必死に横へ跳んだが、回避が間に合わず下半身が車の下敷きになる。


「ぐあああああ!!」


下半身がめちゃくちゃに砕け、ナノマシンが泡立ちながら再生を開始する。

だが、追い打ちをかけるようにオリジナルが空を指差した。


直後、空から雷光が降り注ぐ。


「ぐあッ?!」


ドンッ!


音が後から鳴り響き全身に鋭い激痛と衝撃が走り、その場に崩れ落ちた。


アンナが再び狙撃を試みるが、風で操られたブロック塀が盾となり、弾丸を弾き返す。


「逃がさないわ」


オリジナルが手を払うと、そのブロック塀が物凄い速度でアンナへと叩きつけられた。


(ヤバい、モロだ!)

「アンナぁーー!!」


叫び、駆け寄ろうとするが、体が言うことを聞かない。


必死に這い進む俺の前に、再び竜巻が立ちふさがる。

風圧の刃に全身をズタズタにされ、またしても地面に転がされた。

そこへ追い打ちの雷撃。


意識が飛びそうになるのを必死に繋ぎ止めたが、全身が痺れて指一本動かせない。

ナノマシンのコアごと焼かれたのか、自慢の再生能力すら鈍っている。

それでも這いながらアンナの元へ向かおうとする俺の前に、オリジナルがゆっくりと降りてきた。


まだ若い女だ。

女は靴の先で俺の顎をしゃくり上げた。


「……ナノマシン兵ね。

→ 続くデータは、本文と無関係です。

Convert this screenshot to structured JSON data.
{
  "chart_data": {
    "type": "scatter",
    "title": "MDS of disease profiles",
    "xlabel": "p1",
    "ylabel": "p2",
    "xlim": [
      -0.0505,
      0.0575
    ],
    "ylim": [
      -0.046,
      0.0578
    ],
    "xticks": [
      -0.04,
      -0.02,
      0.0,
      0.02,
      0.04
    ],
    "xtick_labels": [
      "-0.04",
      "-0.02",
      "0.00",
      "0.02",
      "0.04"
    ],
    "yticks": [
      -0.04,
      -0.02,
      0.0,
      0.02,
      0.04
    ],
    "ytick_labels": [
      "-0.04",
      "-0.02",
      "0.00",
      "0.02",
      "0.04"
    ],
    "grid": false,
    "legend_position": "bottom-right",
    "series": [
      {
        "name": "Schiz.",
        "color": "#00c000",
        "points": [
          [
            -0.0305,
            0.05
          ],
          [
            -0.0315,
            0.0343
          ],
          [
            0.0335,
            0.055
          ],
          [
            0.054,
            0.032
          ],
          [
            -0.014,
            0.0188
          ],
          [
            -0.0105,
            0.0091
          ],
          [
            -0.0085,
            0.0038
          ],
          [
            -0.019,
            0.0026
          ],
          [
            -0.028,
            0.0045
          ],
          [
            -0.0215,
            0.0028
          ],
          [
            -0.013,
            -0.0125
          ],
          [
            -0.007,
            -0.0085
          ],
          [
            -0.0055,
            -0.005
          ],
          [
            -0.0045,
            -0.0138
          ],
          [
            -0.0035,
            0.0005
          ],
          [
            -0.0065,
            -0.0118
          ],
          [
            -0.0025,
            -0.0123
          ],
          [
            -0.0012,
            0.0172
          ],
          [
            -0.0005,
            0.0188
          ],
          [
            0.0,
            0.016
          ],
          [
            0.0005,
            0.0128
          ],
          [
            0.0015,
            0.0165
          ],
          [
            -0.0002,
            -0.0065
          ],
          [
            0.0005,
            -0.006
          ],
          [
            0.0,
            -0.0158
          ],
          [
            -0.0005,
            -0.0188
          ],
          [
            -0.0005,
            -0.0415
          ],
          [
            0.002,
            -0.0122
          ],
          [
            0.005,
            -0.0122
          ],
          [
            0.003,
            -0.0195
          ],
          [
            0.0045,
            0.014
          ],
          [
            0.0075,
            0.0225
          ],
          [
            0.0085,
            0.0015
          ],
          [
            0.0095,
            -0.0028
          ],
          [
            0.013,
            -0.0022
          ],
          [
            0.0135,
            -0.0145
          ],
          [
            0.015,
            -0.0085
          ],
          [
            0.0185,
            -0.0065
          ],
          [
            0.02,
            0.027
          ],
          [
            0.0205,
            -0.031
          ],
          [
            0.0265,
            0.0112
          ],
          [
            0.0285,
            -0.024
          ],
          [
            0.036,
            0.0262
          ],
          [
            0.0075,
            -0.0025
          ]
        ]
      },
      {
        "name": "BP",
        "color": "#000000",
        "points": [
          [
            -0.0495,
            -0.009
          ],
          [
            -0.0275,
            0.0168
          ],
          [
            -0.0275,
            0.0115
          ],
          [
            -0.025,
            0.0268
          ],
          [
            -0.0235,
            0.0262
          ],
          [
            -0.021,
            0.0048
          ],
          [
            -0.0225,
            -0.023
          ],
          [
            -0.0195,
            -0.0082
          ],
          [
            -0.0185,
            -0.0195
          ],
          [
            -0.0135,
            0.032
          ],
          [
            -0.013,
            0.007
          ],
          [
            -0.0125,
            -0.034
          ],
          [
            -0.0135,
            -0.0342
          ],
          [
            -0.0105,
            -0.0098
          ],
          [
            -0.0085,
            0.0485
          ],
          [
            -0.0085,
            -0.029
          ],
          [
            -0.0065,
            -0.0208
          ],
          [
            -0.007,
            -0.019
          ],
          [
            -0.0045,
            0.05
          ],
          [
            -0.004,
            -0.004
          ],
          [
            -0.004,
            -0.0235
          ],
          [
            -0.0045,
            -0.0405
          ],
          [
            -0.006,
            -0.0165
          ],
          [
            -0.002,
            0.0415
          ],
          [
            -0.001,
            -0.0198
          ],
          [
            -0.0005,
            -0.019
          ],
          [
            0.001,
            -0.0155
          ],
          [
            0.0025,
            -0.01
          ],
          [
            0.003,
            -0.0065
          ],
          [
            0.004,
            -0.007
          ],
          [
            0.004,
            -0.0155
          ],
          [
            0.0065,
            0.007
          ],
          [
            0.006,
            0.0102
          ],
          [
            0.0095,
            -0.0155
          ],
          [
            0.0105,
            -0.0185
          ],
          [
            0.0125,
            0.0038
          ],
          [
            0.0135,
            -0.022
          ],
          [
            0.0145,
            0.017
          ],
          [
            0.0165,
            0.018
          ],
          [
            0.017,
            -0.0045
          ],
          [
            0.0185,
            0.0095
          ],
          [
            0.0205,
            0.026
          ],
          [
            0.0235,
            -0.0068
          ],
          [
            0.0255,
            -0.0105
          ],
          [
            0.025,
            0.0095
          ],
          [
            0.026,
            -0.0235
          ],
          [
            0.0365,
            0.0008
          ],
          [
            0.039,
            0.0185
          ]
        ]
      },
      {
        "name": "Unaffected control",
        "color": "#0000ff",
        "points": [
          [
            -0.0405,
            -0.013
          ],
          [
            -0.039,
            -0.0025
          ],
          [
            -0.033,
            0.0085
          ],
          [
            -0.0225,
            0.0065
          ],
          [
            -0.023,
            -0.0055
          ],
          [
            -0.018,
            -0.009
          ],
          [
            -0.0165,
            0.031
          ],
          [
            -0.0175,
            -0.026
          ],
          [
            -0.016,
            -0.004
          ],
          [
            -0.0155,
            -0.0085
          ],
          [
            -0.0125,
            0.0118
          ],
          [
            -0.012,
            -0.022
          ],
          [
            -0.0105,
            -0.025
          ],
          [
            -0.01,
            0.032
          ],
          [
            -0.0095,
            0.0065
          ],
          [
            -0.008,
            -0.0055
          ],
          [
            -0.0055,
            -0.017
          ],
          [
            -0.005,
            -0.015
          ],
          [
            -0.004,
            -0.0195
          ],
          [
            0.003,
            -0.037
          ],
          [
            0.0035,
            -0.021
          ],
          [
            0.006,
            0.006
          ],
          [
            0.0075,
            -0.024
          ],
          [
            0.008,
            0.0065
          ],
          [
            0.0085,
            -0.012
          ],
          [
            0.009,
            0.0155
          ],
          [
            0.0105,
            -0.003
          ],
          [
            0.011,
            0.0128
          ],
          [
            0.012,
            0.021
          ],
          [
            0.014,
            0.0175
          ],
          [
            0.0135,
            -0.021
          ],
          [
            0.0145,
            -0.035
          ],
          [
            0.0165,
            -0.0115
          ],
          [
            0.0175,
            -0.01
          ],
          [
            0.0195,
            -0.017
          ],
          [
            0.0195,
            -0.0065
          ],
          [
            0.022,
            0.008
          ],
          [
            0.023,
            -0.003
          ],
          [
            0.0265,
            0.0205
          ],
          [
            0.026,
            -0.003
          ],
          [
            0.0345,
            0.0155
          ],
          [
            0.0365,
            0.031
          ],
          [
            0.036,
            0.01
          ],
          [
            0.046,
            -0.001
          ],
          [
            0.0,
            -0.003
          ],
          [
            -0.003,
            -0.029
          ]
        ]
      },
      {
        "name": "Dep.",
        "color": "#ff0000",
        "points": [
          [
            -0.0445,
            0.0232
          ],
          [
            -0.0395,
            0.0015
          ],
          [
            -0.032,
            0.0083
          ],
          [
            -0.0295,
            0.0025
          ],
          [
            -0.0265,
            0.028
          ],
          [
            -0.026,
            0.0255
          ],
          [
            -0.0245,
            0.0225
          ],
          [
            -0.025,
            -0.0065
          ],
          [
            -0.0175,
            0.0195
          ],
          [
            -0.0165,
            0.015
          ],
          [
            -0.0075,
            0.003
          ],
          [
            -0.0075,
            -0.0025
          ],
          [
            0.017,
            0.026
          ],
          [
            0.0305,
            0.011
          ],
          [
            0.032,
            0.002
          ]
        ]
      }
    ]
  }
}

あんたが裕?」

「そ、そうだ……。足をどけろよ……!」


震える声で虚勢を張る。

正直死ぬほど怖かった。


「ふうん」


女はゴミを見るような目で俺を値踏みし、サディスティックな笑みを浮かべた。


「再生が全然追いついてないわねぇ? 惨めなものだわ」


俺は最後の力を振り絞り、目の前にある女の足首にガブリと噛み付いた。